Director Roger Michell has accumulated an interesting filmography. He broke through with the Julia Roberts/Hugh Grant romantic comedy Notting Hill, then followed that with an outstanding tense drama called Changing Lanes starring Samuel L. Jackson and Ben Affleck. The Mother was a May-December romance with a pre-Bond Daniel Craig as “May,” then cast Craig again in festival favorite Enduring Love. Last year he worked with Bill Murray in Hyde Park on Hudson.
None of these films are particularly straightforward (with the possible exception of Notting Hill). They all seem to have a dark twist that takes a movie-friendly setup, then steers toward discomfort and tension. For Le Week-End, Michell re-teams with screenwriter Hanif Kureishi (The Mother, Michell’s Venus starring Peter O’Toole).
In other words don’t expect Le Week-End to be the Best Exotic Parisian Hotel.
Sex after Sixty

Men are from The Guardian, Women are from Le Monde
Meg and Nick, two older Brits, arrive in Paris for “Le Week-End.” It’s their anniversary. Nick (Jim Broadbent, as gentle as ever) is planning to talk about the tile for the bathroom, and maybe mention that he’s been fired and that they are now in financial jeopardy. Meg (Lindsay Duncan, confident and a little neurotic) is thinking about telling him she wants to start over and maybe leave him.
Jeremy Sams’ music sets the perfect tone with a solitary, wistful jazz trio whose texture is film noir and whose color is loneliness. Michell throws in visual references to Godard’s films and impish sense of humor. For example, Meg suggests that they run out on the restaurant rather than paying the bill.
This being their anniversary, Meg and Nick talk about sex. Nick would maybe like some more, but Meg is usually turned off by his touch. At one point she says it makes her feel like she’s being arrested. Broadbent’s Nick doesn’t seem like the type to manhandle his wife. We get the impression that Meg has never been happy and has found other more practical reasons to stick around in the marriage. Nick wonders if she’s been cheating, as though that’s the only reason his wife would be cold. Meg is offended at the suggestion.
They unexpectedly run into an old American colleague of Nick’s named Morgan (Jeff Goldblum, in full gregarious Goldblum mode). Morgan invites them to dinner after filling them in on his life. He has left his first wife for his second (“the Mona Lisa”) and wonders aloud if his decision was brave or foolhardy.
How the World Sees Them
At a dinner party, Nick and Meg learn how the world sees them. Their friend Morgan assumes they are in France to visit their country home. He flatters Nick before hitting him up for a loan. Nobody realizes Nick is now unemployed and that after tiling their bathroom they’ll be practically broke, if they’re even together any more.

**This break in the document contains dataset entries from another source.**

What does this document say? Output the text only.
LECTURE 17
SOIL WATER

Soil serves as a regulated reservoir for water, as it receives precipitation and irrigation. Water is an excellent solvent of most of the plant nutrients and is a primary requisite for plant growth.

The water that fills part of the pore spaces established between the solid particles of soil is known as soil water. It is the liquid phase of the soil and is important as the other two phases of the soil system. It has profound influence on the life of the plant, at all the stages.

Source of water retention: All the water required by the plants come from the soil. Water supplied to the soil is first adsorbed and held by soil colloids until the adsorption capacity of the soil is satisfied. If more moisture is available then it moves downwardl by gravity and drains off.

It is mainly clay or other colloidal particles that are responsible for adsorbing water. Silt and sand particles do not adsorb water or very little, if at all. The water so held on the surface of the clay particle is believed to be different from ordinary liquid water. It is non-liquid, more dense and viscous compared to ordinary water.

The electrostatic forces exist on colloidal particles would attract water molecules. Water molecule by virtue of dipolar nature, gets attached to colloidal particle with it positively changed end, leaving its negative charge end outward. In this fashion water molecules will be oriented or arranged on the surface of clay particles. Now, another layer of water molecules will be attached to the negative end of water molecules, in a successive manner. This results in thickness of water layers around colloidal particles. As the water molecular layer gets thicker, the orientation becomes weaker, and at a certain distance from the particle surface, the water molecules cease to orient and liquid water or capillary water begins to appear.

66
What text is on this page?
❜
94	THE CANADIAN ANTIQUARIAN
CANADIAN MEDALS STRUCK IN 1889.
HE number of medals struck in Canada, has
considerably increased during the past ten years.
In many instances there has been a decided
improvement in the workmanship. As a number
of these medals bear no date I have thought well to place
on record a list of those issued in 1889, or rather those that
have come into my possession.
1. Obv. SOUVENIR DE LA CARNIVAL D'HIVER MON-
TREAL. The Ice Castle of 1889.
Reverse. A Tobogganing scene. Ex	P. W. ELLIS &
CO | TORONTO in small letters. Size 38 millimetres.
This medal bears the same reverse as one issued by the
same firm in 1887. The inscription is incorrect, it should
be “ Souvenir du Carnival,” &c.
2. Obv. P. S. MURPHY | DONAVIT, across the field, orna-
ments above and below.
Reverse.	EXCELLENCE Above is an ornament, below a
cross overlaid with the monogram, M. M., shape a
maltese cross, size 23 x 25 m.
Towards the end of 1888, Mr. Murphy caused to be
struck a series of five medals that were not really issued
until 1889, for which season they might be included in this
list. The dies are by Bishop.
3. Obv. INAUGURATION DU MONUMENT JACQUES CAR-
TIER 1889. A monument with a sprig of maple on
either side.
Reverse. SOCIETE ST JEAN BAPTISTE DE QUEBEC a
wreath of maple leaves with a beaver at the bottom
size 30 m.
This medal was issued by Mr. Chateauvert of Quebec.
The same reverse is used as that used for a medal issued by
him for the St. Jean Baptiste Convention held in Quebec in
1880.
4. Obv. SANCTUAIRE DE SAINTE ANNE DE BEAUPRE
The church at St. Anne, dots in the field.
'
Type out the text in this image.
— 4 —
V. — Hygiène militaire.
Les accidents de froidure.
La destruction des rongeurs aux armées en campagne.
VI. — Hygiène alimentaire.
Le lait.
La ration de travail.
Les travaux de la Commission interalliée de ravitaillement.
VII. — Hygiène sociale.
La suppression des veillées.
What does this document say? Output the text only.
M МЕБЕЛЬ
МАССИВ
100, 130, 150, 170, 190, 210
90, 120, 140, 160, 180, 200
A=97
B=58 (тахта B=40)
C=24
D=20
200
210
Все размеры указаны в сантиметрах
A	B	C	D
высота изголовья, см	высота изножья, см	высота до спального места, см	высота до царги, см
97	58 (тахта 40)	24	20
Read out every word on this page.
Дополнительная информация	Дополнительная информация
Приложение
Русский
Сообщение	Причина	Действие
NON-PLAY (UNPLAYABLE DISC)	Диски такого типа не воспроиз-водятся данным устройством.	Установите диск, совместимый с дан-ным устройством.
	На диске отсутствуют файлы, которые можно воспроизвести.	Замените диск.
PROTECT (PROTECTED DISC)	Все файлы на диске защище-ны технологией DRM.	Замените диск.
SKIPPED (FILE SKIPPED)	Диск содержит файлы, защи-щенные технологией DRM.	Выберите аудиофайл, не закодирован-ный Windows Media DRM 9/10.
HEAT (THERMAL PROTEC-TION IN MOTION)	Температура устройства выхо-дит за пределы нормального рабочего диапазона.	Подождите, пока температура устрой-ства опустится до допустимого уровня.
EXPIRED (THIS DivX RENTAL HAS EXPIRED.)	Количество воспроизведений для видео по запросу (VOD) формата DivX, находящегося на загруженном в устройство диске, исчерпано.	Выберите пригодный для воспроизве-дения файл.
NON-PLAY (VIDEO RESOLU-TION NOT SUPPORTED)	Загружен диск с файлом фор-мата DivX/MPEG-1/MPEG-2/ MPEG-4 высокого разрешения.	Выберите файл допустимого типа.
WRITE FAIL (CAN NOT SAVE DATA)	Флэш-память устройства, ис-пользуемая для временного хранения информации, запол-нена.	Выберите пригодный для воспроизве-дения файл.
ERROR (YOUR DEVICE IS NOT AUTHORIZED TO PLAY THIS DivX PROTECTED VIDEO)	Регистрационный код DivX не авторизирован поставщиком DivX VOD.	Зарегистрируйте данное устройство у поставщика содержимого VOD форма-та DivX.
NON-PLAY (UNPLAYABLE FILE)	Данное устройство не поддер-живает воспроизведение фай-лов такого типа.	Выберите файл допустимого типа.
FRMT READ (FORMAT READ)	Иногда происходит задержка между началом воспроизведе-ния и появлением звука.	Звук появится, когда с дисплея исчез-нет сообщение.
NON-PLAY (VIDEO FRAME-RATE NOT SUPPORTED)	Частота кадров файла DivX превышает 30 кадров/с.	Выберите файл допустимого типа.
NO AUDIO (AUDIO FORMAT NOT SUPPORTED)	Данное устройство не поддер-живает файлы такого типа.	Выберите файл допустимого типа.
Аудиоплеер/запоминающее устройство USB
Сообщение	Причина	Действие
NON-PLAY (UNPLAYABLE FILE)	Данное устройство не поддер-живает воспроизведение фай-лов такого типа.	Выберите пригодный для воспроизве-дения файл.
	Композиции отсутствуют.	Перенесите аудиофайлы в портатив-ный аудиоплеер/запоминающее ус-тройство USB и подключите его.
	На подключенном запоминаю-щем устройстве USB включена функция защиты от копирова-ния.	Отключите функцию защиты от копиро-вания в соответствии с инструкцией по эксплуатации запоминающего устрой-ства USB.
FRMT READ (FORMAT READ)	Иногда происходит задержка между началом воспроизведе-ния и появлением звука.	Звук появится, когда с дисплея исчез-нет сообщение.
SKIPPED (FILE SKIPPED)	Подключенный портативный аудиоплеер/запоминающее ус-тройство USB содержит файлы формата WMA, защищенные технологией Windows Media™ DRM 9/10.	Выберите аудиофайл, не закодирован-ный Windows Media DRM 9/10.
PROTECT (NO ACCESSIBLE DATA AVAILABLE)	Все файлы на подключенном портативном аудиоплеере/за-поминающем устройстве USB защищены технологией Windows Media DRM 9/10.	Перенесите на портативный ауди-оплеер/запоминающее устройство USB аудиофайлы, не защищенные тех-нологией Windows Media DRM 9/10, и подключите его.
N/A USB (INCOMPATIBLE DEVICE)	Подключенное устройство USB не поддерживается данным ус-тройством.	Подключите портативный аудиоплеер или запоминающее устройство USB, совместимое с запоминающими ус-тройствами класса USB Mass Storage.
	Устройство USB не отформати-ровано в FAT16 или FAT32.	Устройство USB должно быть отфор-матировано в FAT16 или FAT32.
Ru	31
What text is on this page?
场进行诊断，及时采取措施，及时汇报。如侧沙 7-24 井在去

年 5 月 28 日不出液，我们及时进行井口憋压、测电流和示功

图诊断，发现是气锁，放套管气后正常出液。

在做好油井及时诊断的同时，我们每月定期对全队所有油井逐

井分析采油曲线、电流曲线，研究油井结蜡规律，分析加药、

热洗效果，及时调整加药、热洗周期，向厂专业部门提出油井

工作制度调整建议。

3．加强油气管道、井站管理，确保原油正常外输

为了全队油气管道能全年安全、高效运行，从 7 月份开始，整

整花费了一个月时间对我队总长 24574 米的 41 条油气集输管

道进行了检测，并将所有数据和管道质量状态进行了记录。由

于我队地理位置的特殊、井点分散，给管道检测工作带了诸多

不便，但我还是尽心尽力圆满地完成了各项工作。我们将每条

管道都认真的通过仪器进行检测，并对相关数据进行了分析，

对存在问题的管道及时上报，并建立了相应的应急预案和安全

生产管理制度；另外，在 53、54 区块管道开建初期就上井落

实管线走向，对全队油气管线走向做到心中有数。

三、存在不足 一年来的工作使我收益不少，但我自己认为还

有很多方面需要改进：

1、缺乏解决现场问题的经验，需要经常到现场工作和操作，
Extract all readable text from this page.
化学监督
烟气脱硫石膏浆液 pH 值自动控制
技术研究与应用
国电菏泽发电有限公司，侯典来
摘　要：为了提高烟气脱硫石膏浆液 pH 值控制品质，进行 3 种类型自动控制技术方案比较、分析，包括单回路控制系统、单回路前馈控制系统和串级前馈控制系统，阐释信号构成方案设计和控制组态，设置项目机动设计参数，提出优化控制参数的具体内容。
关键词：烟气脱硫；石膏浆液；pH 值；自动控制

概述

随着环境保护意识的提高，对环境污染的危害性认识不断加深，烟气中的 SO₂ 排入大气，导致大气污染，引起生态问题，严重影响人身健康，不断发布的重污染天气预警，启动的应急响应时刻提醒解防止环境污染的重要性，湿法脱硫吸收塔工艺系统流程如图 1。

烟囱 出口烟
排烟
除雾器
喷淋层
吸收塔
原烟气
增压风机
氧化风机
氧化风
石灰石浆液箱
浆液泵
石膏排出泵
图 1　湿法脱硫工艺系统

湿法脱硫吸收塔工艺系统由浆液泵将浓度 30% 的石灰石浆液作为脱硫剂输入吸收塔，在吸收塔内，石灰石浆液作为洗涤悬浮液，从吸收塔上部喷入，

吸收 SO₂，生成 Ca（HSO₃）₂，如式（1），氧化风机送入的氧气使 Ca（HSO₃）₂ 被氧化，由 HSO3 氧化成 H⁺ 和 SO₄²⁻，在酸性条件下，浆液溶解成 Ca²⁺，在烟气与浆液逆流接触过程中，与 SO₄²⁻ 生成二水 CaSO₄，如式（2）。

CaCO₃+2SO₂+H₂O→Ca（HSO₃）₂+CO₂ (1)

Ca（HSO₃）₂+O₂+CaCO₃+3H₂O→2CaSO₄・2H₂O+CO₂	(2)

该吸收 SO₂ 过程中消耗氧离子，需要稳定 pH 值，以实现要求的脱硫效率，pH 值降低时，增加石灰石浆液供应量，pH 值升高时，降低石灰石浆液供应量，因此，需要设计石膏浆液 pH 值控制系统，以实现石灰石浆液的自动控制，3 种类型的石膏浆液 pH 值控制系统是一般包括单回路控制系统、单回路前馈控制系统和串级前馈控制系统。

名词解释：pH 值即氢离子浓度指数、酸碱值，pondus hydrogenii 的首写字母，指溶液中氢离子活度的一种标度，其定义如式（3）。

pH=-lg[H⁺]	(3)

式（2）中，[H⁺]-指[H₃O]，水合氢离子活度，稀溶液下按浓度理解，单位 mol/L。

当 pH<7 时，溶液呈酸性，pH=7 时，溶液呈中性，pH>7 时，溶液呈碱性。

The permeating sadness gets a small glimmer of hope at the climax, which is nothing but a toast at a dinner party. Morgan’s first toast captured Nick and Meg as they appeared to be — still in love, successful, taking weekends in France. But Nick can’t live a charade and offers a counter-toast that lays everything bare. As awkward as it is, it’s cathartic.
My mother and I are both Anglophiles; we are always won over by Britain’s light, charming comedies. From the title and casting, I expected Le Week-End might be one of those crowd pleasers. I was pleasantly surprised to find something darker and more substantial. But if you’re like my mother, you might take that as a warning rather than a recommendation.